Newsnight’s latest blunder
After Steve Hewlett’s masterly commentary on the mea culpa Newsnight (BBC2, 9 November 2012), I would only add two thoughts.
I have already had a brief outing on the broader issues of the Savile saga and the BBC’s journalism and management by tick-box aparatchics. Here are two very brief points in the light of even more current BBC disasters.
Number One: BBC journalism seems not to have learned an important lesson from the Andrew Gilligan affair. Back then, there was a failure in the duty of care the BBC owed to its source, David Kelly, perhaps flowing from the story’s not naming names. In the case of Steve Messham, it is perhaps obvious that his story should have been checked out more than it was, and that journalists should have thought so from the point of view of the strength of their own story. But a duty of care attitude should also have been in play: the story should have been checked out to save Mr Messham from himself and from the dangers of his contact with the world of stories.

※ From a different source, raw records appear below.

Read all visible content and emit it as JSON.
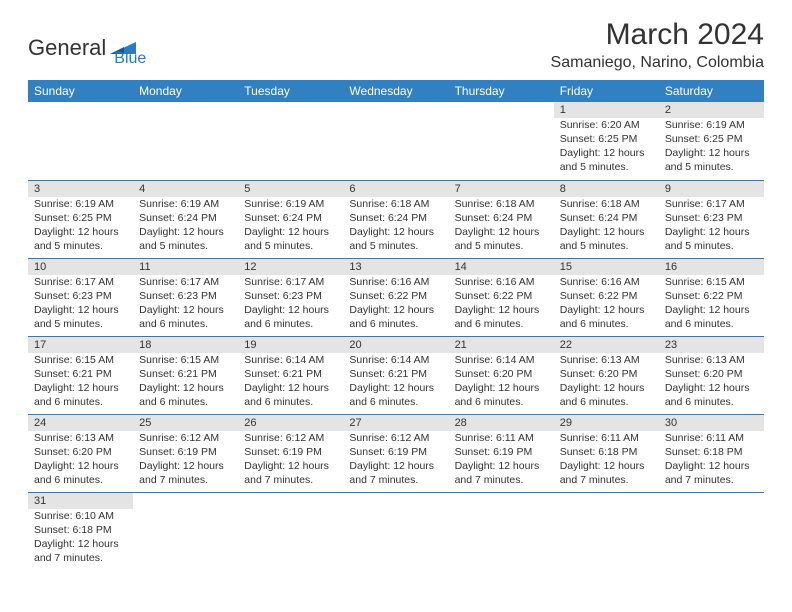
{
  "header": {
    "logo_general": "General",
    "logo_blue": "Blue",
    "month_title": "March 2024",
    "location": "Samaniego, Narino, Colombia"
  },
  "colors": {
    "header_bg": "#3180c2",
    "header_text": "#ffffff",
    "daynum_bg": "#e4e4e4",
    "border": "#2b7bbf",
    "text": "#333333",
    "logo_blue": "#2b7bbf"
  },
  "day_headers": [
    "Sunday",
    "Monday",
    "Tuesday",
    "Wednesday",
    "Thursday",
    "Friday",
    "Saturday"
  ],
  "weeks": [
    [
      {
        "day": "",
        "sunrise": "",
        "sunset": "",
        "daylight1": "",
        "daylight2": ""
      },
      {
        "day": "",
        "sunrise": "",
        "sunset": "",
        "daylight1": "",
        "daylight2": ""
      },
      {
        "day": "",
        "sunrise": "",
        "sunset": "",
        "daylight1": "",
        "daylight2": ""
      },
      {
        "day": "",
        "sunrise": "",
        "sunset": "",
        "daylight1": "",
        "daylight2": ""
      },
      {
        "day": "",
        "sunrise": "",
        "sunset": "",
        "daylight1": "",
        "daylight2": ""
      },
      {
        "day": "1",
        "sunrise": "Sunrise: 6:20 AM",
        "sunset": "Sunset: 6:25 PM",
        "daylight1": "Daylight: 12 hours",
        "daylight2": "and 5 minutes."
      },
      {
        "day": "2",
        "sunrise": "Sunrise: 6:19 AM",
        "sunset": "Sunset: 6:25 PM",
        "daylight1": "Daylight: 12 hours",
        "daylight2": "and 5 minutes."
      }
    ],
    [
      {
        "day": "3",
        "sunrise": "Sunrise: 6:19 AM",
        "sunset": "Sunset: 6:25 PM",
        "daylight1": "Daylight: 12 hours",
        "daylight2": "and 5 minutes."
      },
      {
        "day": "4",
        "sunrise": "Sunrise: 6:19 AM",
        "sunset": "Sunset: 6:24 PM",
        "daylight1": "Daylight: 12 hours",
        "daylight2": "and 5 minutes."
      },
      {
        "day": "5",
        "sunrise": "Sunrise: 6:19 AM",
        "sunset": "Sunset: 6:24 PM",
        "daylight1": "Daylight: 12 hours",
        "daylight2": "and 5 minutes."
      },
      {
        "day": "6",
        "sunrise": "Sunrise: 6:18 AM",
        "sunset": "Sunset: 6:24 PM",
        "daylight1": "Daylight: 12 hours",
        "daylight2": "and 5 minutes."
      },
      {
        "day": "7",
        "sunrise": "Sunrise: 6:18 AM",
        "sunset": "Sunset: 6:24 PM",
        "daylight1": "Daylight: 12 hours",
        "daylight2": "and 5 minutes."
      },
      {
        "day": "8",
        "sunrise": "Sunrise: 6:18 AM",
        "sunset": "Sunset: 6:24 PM",
        "daylight1": "Daylight: 12 hours",
        "daylight2": "and 5 minutes."
      },
      {
        "day": "9",
        "sunrise": "Sunrise: 6:17 AM",
        "sunset": "Sunset: 6:23 PM",
        "daylight1": "Daylight: 12 hours",
        "daylight2": "and 5 minutes."
      }
    ],
    [
      {
        "day": "10",
        "sunrise": "Sunrise: 6:17 AM",
        "sunset": "Sunset: 6:23 PM",
        "daylight1": "Daylight: 12 hours",
        "daylight2": "and 5 minutes."
      },
      {
        "day": "11",
        "sunrise": "Sunrise: 6:17 AM",
        "sunset": "Sunset: 6:23 PM",
        "daylight1": "Daylight: 12 hours",
        "daylight2": "and 6 minutes."
      },
      {
        "day": "12",
        "sunrise": "Sunrise: 6:17 AM",
        "sunset": "Sunset: 6:23 PM",
        "daylight1": "Daylight: 12 hours",
        "daylight2": "and 6 minutes."
      },
      {
        "day": "13",
        "sunrise": "Sunrise: 6:16 AM",
        "sunset": "Sunset: 6:22 PM",
        "daylight1": "Daylight: 12 hours",
        "daylight2": "and 6 minutes."
      },
      {
        "day": "14",
        "sunrise": "Sunrise: 6:16 AM",
        "sunset": "Sunset: 6:22 PM",
        "daylight1": "Daylight: 12 hours",
        "daylight2": "and 6 minutes."
      },
      {
        "day": "15",
        "sunrise": "Sunrise: 6:16 AM",
        "sunset": "Sunset: 6:22 PM",
        "daylight1": "Daylight: 12 hours",
        "daylight2": "and 6 minutes."
      },
      {
        "day": "16",
        "sunrise": "Sunrise: 6:15 AM",
        "sunset": "Sunset: 6:22 PM",
        "daylight1": "Daylight: 12 hours",
        "daylight2": "and 6 minutes."
      }
    ],
    [
      {
        "day": "17",
        "sunrise": "Sunrise: 6:15 AM",
        "sunset": "Sunset: 6:21 PM",
        "daylight1": "Daylight: 12 hours",
        "daylight2": "and 6 minutes."
      },
      {
        "day": "18",
        "sunrise": "Sunrise: 6:15 AM",
        "sunset": "Sunset: 6:21 PM",
        "daylight1": "Daylight: 12 hours",
        "daylight2": "and 6 minutes."
      },
      {
        "day": "19",
        "sunrise": "Sunrise: 6:14 AM",
        "sunset": "Sunset: 6:21 PM",
        "daylight1": "Daylight: 12 hours",
        "daylight2": "and 6 minutes."
      },
      {
        "day": "20",
        "sunrise": "Sunrise: 6:14 AM",
        "sunset": "Sunset: 6:21 PM",
        "daylight1": "Daylight: 12 hours",
        "daylight2": "and 6 minutes."
      },
      {
        "day": "21",
        "sunrise": "Sunrise: 6:14 AM",
        "sunset": "Sunset: 6:20 PM",
        "daylight1": "Daylight: 12 hours",
        "daylight2": "and 6 minutes."
      },
      {
        "day": "22",
        "sunrise": "Sunrise: 6:13 AM",
        "sunset": "Sunset: 6:20 PM",
        "daylight1": "Daylight: 12 hours",
        "daylight2": "and 6 minutes."
      },
      {
        "day": "23",
        "sunrise": "Sunrise: 6:13 AM",
        "sunset": "Sunset: 6:20 PM",
        "daylight1": "Daylight: 12 hours",
        "daylight2": "and 6 minutes."
      }
    ],
    [
      {
        "day": "24",
        "sunrise": "Sunrise: 6:13 AM",
        "sunset": "Sunset: 6:20 PM",
        "daylight1": "Daylight: 12 hours",
        "daylight2": "and 6 minutes."
      },
      {
        "day": "25",
        "sunrise": "Sunrise: 6:12 AM",
        "sunset": "Sunset: 6:19 PM",
        "daylight1": "Daylight: 12 hours",
        "daylight2": "and 7 minutes."
      },
      {
        "day": "26",
        "sunrise": "Sunrise: 6:12 AM",
        "sunset": "Sunset: 6:19 PM",
        "daylight1": "Daylight: 12 hours",
        "daylight2": "and 7 minutes."
      },
      {
        "day": "27",
        "sunrise": "Sunrise: 6:12 AM",
        "sunset": "Sunset: 6:19 PM",
        "daylight1": "Daylight: 12 hours",
        "daylight2": "and 7 minutes."
      },
      {
        "day": "28",
        "sunrise": "Sunrise: 6:11 AM",
        "sunset": "Sunset: 6:19 PM",
        "daylight1": "Daylight: 12 hours",
        "daylight2": "and 7 minutes."
      },
      {
        "day": "29",
        "sunrise": "Sunrise: 6:11 AM",
        "sunset": "Sunset: 6:18 PM",
        "daylight1": "Daylight: 12 hours",
        "daylight2": "and 7 minutes."
      },
      {
        "day": "30",
        "sunrise": "Sunrise: 6:11 AM",
        "sunset": "Sunset: 6:18 PM",
        "daylight1": "Daylight: 12 hours",
        "daylight2": "and 7 minutes."
      }
    ],
    [
      {
        "day": "31",
        "sunrise": "Sunrise: 6:10 AM",
        "sunset": "Sunset: 6:18 PM",
        "daylight1": "Daylight: 12 hours",
        "daylight2": "and 7 minutes."
      },
      {
        "day": "",
        "sunrise": "",
        "sunset": "",
        "daylight1": "",
        "daylight2": ""
      },
      {
        "day": "",
        "sunrise": "",
        "sunset": "",
        "daylight1": "",
        "daylight2": ""
      },
      {
        "day": "",
        "sunrise": "",
        "sunset": "",
        "daylight1": "",
        "daylight2": ""
      },
      {
        "day": "",
        "sunrise": "",
        "sunset": "",
        "daylight1": "",
        "daylight2": ""
      },
      {
        "day": "",
        "sunrise": "",
        "sunset": "",
        "daylight1": "",
        "daylight2": ""
      },
      {
        "day": "",
        "sunrise": "",
        "sunset": "",
        "daylight1": "",
        "daylight2": ""
      }
    ]
  ]
}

Number Two: As funding journalism becomes more diverse, it is perhaps a good thing that City University has a “Bureau of Investigative Journalism”. But its involvement with Newsnight (and other mainstream broadcasters and news outlets) begs the thought: what is the institutional ownership of a story which has been sub-contacted out to “independent” or freelance outfits? And: should the country’s richest broadcaster sub-contract its investigative effort anyway?